En fin de compte, force est d’admettre qu’on assiste à une stagnation des demandes d'allocations chômage. Tout va donc bien de ce côté-là. Cela dit, lorsque nous portons une attention particulière au marché du travail, nous voyons de petits signes de détresse ou de difficultés.

Les licenciements massifs sont plus nombreux que la normale. Par exemple, vous pouvez voir ici que le nombre d'annonces de licenciements massifs aux États-Unis est plus élevé que la normale.

En fait, il a même augmenté récemment, même si cette ligne dorée a été un peu plus élevée pendant la majeure partie de l'année écoulée. Il n'est pas certain que nous entrions en territoire nouveau, mais plutôt que le marché du travail a connu une période d'activité supérieure à la normale.

Mais en fin de compte, les demandes globales d'allocations chômage sont toujours faibles. Le niveau d'embauche reste assez bon. Nous sommes un peu inquiets de la baisse de l'emploi temporaire. Historiquement, c’eût été un signe de problème, mais ça fait si longtemps qu’il est à la baisse qu’il semble inapproprié d’en parler.

Il s’agit donc d’une interprétation incertaine. De manière plus générale, le marché du travail semble se porter bien, même si le taux de chômage augmente légèrement. La situation reste relativement stable.

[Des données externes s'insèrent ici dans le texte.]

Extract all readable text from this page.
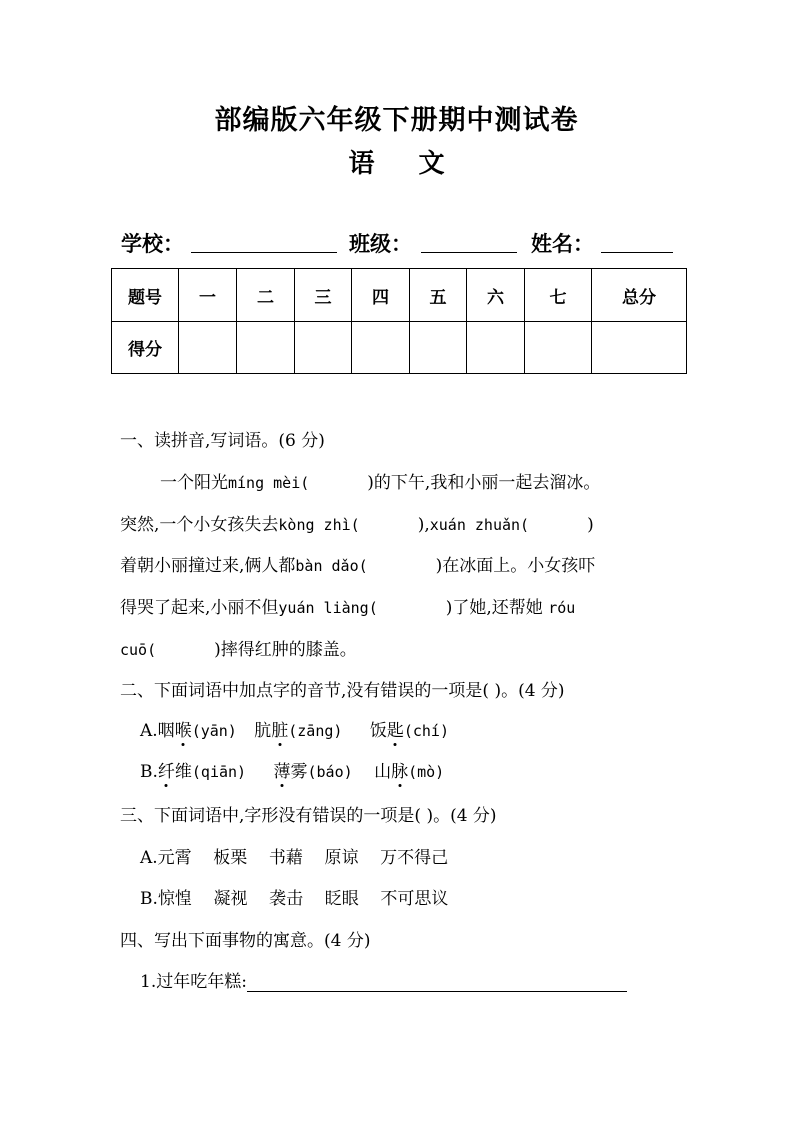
部编版六年级下册期中测试卷
语 文
学校：	班级：	姓名：
题号	一	二	三	四	五	六	七	总分
得分								
一、读拼音,写词语。(6 分)
一个阳光míng mèi(	)的下午,我和小丽一起去溜冰。
突然,一个小女孩失去kòng zhì(	),xuán zhuǎn(	)
着朝小丽撞过来,俩人都bàn dǎo(	)在冰面上。小女孩吓
得哭了起来,小丽不但yuán liàng(	)了她,还帮她 róu
cuō(	)摔得红肿的膝盖。
二、下面词语中加点字的音节,没有错误的一项是( )。(4 分)
A.咽喉(yān) 肮脏(zāng) 饭匙(chí)
B.纤维(qiān) 薄雾(báo) 山脉(mò)
三、下面词语中,字形没有错误的一项是( )。(4 分)
A.元霄    板栗    书藉    原谅    万不得己
B.惊惶    凝视    袭击    眨眼    不可思议
四、写出下面事物的寓意。(4 分)
1.过年吃年糕:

Le sentiment face à l’actualité monte en flèche. Celui-ci est assez curieux. Je n’en parle pas souvent, mais je pense qu'il vaut la peine de s'y attarder, simplement parce qu'il a tellement bougé.

Faisons la tournée des bureaux régionaux de la Réserve fédérale. La Fed de San Francisco maintient un indice quotidien du sentiment économique à l'échelle nationale. Vous pouvez constater que les nouvelles économiques ont été plutôt mauvaises en 2023, en particulier au cours du premier semestre. Elles ont ensuite été un peu moins sombres au cours de la seconde moitié de l'année.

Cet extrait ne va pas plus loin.